Plain-English definitions of the key terms in the AI agent skills ecosystem — from SKILL.md files to MCP servers to skill stacks.
Agent Skill #
An Agent Skill (or just "skill") is a structured instruction file that gives an AI agent a defined workflow for a specific task. Instead of prompting the agent from scratch each time, a skill tells it exactly how to approach a problem — what steps to follow, what output to produce, and what quality standards to apply. Skills are repeatable, shareable, and version-controlled.
SKILL.md #
SKILL.md is the standard filename for an Agent Skill instruction file. It's a markdown file stored in a GitHub repository that contains the skill's instructions, context, and workflow steps. When you install a skill into Claude Code or another agent, the agent reads this file to understand how to perform the task. The .md extension means it's plain text — you can read exactly what the skill does before installing it.
Claude Code #
Claude Code is Anthropic's official CLI (command-line interface) for Claude. It lets you interact with Claude directly from your terminal, run it on your codebase, and extend its behavior with Agent Skills. Claude Code is one of the primary platforms that Agent Skills are designed for — skills can be installed into a project's .claude directory and Claude Code picks them up automatically.
Claude.ai #
Claude.ai is Anthropic's web interface for Claude. Some Agent Skills are designed for Claude.ai's Projects feature, where you can upload a SKILL.md file as a project document and Claude will follow its instructions throughout your conversation. Skills for Claude.ai typically work without any installation — you paste or upload the file directly.
MCP Server #
MCP stands for Model Context Protocol — an open standard that lets AI agents connect to external tools and data sources. An MCP server is a separate process that provides Claude (or other agents) with new capabilities: running code, querying databases, fetching live data, or controlling applications.

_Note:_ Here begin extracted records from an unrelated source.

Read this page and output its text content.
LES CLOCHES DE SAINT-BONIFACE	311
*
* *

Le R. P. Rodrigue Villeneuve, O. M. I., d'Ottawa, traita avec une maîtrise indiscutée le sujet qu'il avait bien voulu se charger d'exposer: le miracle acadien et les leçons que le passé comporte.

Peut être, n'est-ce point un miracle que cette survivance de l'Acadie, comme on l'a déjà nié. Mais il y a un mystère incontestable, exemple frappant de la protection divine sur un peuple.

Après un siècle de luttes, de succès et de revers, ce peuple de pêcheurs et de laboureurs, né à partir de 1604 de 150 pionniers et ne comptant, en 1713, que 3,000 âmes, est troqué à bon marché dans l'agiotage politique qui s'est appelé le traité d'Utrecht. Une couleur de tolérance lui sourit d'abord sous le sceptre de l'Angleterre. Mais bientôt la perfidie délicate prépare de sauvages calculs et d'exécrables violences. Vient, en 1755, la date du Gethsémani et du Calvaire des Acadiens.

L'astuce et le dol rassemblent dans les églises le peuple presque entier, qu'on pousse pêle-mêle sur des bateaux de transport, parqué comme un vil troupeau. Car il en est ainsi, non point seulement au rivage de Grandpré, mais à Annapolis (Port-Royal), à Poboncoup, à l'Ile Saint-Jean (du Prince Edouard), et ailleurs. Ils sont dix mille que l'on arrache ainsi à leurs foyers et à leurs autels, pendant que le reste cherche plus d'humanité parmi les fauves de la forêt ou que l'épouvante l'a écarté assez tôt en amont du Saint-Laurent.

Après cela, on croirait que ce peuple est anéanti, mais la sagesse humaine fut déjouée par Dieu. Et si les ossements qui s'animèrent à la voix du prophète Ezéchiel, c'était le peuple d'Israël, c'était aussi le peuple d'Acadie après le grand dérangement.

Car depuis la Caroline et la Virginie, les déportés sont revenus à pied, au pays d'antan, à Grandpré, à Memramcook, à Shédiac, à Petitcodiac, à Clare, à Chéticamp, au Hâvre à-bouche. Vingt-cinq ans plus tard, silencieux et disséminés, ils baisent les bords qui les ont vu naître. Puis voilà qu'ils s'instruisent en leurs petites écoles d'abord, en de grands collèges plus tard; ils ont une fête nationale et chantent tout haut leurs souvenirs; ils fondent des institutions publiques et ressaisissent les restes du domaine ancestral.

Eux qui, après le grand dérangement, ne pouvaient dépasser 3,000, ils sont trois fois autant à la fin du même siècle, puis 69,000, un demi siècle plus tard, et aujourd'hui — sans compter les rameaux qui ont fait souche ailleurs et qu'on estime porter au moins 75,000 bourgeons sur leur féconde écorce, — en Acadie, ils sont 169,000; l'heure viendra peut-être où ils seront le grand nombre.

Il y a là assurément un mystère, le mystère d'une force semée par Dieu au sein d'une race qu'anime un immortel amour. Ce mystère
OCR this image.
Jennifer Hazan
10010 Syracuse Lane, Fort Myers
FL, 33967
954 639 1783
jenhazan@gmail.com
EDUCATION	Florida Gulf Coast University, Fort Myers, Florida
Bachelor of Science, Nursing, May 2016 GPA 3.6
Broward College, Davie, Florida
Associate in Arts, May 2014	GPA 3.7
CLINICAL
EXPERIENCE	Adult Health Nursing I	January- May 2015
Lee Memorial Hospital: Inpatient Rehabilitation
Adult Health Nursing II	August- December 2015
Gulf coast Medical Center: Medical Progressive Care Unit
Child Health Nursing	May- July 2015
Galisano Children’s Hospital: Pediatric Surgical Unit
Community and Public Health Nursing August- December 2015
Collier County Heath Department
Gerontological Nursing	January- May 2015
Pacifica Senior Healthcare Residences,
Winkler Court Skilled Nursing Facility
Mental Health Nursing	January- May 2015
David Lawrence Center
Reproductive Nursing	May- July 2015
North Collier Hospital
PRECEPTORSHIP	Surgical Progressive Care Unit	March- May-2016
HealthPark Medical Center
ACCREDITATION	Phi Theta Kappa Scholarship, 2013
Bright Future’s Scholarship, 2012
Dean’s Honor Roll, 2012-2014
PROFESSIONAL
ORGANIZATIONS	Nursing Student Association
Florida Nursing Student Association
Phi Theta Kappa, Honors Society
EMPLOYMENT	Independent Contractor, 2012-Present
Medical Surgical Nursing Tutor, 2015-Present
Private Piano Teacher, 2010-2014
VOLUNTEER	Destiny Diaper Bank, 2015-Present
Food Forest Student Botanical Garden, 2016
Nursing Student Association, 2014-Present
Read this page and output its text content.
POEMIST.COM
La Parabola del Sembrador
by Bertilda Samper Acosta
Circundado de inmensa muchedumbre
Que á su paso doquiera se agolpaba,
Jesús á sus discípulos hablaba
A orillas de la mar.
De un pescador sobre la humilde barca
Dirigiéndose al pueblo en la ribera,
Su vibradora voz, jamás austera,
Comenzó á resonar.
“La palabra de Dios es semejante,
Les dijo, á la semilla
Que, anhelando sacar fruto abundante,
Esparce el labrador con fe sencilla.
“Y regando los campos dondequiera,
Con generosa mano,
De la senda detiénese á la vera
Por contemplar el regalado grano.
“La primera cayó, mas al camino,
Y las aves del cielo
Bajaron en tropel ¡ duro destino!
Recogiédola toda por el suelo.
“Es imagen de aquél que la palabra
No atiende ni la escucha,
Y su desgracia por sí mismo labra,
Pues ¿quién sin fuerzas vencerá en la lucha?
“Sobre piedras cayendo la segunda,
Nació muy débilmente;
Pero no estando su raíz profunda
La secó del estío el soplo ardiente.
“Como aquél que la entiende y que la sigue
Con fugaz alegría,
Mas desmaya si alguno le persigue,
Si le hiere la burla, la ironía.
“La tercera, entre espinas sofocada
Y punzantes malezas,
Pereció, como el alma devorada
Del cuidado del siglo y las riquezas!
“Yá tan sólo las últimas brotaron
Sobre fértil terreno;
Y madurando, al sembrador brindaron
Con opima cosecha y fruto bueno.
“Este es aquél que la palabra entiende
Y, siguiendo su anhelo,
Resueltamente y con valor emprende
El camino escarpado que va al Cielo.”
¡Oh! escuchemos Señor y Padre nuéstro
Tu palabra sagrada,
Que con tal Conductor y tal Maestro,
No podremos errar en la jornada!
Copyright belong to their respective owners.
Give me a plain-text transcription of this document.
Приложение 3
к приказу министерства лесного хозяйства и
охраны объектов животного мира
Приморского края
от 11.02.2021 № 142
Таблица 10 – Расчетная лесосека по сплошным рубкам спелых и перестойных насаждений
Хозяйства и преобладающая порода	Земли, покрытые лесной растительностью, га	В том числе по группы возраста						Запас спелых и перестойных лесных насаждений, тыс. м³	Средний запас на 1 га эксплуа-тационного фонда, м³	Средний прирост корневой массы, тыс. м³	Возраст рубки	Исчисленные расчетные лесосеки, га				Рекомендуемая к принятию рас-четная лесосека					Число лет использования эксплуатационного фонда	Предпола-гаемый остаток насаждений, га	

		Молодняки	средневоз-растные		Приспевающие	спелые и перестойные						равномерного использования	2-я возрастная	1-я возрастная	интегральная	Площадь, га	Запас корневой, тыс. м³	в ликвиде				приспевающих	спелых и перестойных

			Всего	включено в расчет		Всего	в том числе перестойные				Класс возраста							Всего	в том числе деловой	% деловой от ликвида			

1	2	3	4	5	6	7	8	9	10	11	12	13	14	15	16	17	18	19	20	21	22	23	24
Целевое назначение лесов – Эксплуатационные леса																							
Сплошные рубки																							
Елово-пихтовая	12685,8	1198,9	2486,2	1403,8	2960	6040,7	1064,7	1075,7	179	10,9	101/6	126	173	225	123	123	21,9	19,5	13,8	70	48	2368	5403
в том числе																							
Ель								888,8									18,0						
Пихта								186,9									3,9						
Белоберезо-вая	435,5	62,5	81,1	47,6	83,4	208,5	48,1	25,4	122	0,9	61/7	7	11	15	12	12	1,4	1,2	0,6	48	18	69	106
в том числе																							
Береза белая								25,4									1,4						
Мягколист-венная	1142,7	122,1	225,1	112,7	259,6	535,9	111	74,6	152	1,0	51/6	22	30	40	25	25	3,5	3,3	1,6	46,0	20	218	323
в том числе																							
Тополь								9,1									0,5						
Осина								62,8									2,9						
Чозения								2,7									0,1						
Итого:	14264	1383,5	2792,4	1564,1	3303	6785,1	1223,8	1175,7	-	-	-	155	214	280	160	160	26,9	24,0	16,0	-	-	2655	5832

MCPs extend what an agent can do; skills extend how an agent thinks and works. They complement each other. See the guide: Agent Skills vs MCP Servers.
Skill Stack #
A Skill Stack is a curated collection of individual Agent Skills that work together for a specific professional workflow. For example, the Sales Stack combines account research, call prep, outreach drafting, and pipeline review skills into a coherent set. Stacks are opinionated recommendations — they tell you which skills to install together to cover an entire workflow rather than picking skills one by one.
Source-verified #
Source-verified means a skill listing links directly to the real GitHub repository and raw SKILL.md file it was drawn from. Every skill on findskills.co is source-verified — you can inspect the exact instruction file, check the commit history, and verify the license before installing anything. This is the opposite of "prompt marketplaces" that sell opaque system prompts with no way to see what you're actually getting.
Install Command #
The install command is the terminal command you run to add a skill to your agent setup. For skills from repos that use the npx skills package, the command typically looks like: npx skills add owner/repo --skill path/to/skill. For skills that don't use that tooling, you install them by copying or downloading the SKILL.md file directly into your .claude/skills/ directory (or equivalent for your agent).
Reference Files #
Some skills include reference files — additional documents that the skill uses as context during execution. These might be style guides, compliance checklists, example outputs, or lookup tables. Reference files are stored alongside the SKILL.md in the source repository and are downloaded with the skill when you install it. On findskills.co, skills with reference files show a file explorer tab where you can browse them before installing.
System Prompt #
A system prompt is text given to an AI model before the conversation starts that shapes how it responds. Agent Skills work differently — they're typically loaded as context or instructions that the agent reads and follows, rather than as a raw system prompt injection. The distinction matters: system prompts are global and invisible to the user; skills are explicit, readable, and scoped to specific tasks.
Gemini CLI #
Gemini CLI is Google's command-line interface for the Gemini model family. Some Agent Skills listed on findskills.co are compatible with Gemini CLI in addition to Claude Code — these skills are written in a model-agnostic format and work wherever you can provide a system instruction or context file.
OpenAI Codex CLI #
OpenAI Codex CLI is OpenAI's terminal-based coding agent. Skills compatible with Codex CLI follow a similar pattern to Claude Code skills — they're instruction files that guide the agent's approach to specific coding or workflow tasks. On findskills.co, skill pages display which agent platforms each skill supports.